# Identity Matching: Multi-Accounts Scenario

Here we demonstrate ID Match API integration on a scenario that uses multiple accounts for a given user.

 Majority of the functionality described here is experimental. It may or may not work in your particular case, and - what is even more important - the way of its configuration will change in the future.

## Overview

There are situations when you have multiple sources of data. For example, a student can study at multiple faculties at once, and additionally work for a department or departments. At some institutions, this may mean that we have multiple sources of data about the given person: from each faculty and from each department. [1]

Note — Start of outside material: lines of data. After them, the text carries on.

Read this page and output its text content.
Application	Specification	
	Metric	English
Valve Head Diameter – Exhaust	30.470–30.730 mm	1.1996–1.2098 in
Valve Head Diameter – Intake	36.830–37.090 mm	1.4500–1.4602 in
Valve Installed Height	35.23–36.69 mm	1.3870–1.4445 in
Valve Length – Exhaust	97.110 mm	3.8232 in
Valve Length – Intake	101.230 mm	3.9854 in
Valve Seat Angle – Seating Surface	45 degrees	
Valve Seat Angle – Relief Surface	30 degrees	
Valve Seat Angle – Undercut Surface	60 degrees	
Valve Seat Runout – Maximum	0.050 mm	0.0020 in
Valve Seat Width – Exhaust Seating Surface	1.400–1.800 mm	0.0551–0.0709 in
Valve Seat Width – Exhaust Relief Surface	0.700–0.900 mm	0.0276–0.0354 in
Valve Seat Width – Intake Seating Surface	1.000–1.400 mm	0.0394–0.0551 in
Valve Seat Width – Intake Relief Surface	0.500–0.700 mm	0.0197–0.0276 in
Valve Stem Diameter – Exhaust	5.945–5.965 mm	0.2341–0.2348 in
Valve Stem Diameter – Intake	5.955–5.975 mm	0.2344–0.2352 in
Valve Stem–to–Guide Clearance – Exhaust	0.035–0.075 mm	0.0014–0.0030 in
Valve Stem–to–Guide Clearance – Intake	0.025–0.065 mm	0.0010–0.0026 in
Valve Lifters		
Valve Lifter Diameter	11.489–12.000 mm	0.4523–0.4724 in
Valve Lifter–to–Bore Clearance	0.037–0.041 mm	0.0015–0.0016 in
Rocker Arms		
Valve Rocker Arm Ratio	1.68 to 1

In this scenario let’s assume we have a Student Information System that does not attempt to match identities itself, so it may keep various (not connected) records for a single physical person.

The goal of midPoint is to:

1. Correlate all records belonging to a single physical person.

2. Keep the records, and somehow select the "official" data from them.

## Student Information System

In this case, the Student Information System is represented by a CSV file with the following structure:

Table 1. Student Information System data structure
sisId firstName lastName born nationalId studyProgram

1

Mary

Smith

2006-04-10

060410/1993

bioch

2

John

Smith

2004-02-06

040206/1328

sw-eng

3

John

Smith

2004-02-06

040206

e-eng

…​

…​

…​

…​

…​

…​

There is an identifier, given name, family name, date of birth, national ID, and the symbol for the study program.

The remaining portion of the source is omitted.